5. **Agent and Human Channels**:
   - **Human Channels** connect the Gateway to humans for interaction.
   - **Agent Channels** connect the Coordinator to agents, enabling task-specific processing and delegation.

## 📦 Installation

Install `EggAI` via pip:

```bash
pip install eggai
```

## 🚀 Getting Started

Here's how you can quickly set up an agent to handle events in an event-driven system:

```python
import asyncio

from eggai.agent import Agent
from eggai.channel import Channel

agent = Agent("OrderAgent")

@agent.subscribe(event_name="order_requested")
async def handle_order_requested(event):
    print(f"[ORDER AGENT]: Received order request. Event: {event}")
    await Channel().publish({"event_name": "order_created", "payload": event})

@agent.subscribe(event_name="order_created")
async def handle_order_created(event):
    print(f"[ORDER AGENT]: Order created. Event: {event}")

async def main():
    try:
        await agent.run()
        await Channel().publish({
            "event_name": "order_requested",
            "payload": {
                "product": "Laptop",
                "quantity": 1
            }
        })
        # Allow time for the event to propagate and handle
        await asyncio.sleep(2)
    except KeyboardInterrupt:
        print("Shutting down...")
    finally:
        # Stop the agent and any related resources
        await agent.stop()
        await Channel.stop()

if __name__ == "__main__":
    asyncio.run(main())

```

This code demonstrates how to define an `Agent` and use it to process events from Kafka topics.

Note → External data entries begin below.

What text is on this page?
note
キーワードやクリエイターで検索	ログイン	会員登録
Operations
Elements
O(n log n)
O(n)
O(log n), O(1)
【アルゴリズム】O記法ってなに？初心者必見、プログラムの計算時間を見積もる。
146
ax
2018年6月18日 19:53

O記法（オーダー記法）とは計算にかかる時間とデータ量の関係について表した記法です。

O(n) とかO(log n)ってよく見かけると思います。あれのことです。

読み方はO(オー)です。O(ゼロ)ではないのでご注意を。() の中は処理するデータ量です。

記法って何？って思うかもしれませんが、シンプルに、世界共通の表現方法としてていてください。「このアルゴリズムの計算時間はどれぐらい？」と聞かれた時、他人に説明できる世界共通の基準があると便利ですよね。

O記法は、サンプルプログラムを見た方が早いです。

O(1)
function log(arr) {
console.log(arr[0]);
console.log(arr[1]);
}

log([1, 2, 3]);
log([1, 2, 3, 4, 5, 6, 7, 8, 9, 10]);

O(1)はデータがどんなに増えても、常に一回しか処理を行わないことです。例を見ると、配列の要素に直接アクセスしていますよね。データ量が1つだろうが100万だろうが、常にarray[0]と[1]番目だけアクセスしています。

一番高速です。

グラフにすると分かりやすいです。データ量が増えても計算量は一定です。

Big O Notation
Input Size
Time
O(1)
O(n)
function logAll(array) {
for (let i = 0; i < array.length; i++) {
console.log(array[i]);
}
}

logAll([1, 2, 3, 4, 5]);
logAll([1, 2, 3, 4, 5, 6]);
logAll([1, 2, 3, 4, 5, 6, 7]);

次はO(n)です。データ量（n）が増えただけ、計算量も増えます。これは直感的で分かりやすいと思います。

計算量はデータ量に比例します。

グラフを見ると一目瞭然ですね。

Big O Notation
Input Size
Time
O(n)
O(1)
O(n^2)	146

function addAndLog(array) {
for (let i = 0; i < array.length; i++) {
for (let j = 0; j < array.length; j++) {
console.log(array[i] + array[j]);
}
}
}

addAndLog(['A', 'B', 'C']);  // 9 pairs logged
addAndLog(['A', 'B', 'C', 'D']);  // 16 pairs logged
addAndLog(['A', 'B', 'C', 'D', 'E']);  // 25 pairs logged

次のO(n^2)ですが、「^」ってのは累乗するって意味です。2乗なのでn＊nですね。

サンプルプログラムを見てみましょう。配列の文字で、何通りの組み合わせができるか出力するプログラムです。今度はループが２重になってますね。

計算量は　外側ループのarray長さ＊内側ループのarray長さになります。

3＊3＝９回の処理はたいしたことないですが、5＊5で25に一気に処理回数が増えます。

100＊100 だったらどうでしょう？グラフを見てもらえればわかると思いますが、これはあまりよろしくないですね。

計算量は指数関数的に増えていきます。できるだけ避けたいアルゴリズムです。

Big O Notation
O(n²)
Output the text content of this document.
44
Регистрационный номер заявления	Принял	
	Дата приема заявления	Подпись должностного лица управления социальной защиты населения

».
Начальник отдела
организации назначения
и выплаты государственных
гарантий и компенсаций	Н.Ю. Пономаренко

This repository contains a few applications you can use as a reference:

## 💡 Core Concepts

### 🤖 Agent

An `Agent` is responsible for subscribing to Kafka topics, processing events, and orchestrating tasks using user-defined handlers. The key features of the `Agent` class include:

- **Event Subscription**: Bind event handlers to specific events using the `subscribe` decorator.
- **Lifecycle Management**: Manage producer and consumer lifecycles seamlessly.
- **Minimal Boilerplate**: Focus on business logic without worrying about Kafka details.

### 🚇 Channel

A `Channel` abstracts the Kafka producer interface to publish events to specific Kafka topics. Key features include:

- **Event Publishing**: Send events to Kafka topics easily.
- **Singleton Producers**: Manage Kafka producers efficiently across multiple channels.

## 👀 Examples

For detailed examples, please refer to [examples](examples).

## 🤝 Contribution

`EggAI Multi-Agent Framework` is open-source and we welcome contributions. If you're looking to contribute, please refer to [CONTRIBUTING.md](CONTRIBUTING.md).

## ⚖️ License

This project is licensed under the MIT License. See the [LICENSE.md](LICENSE.md) file for details.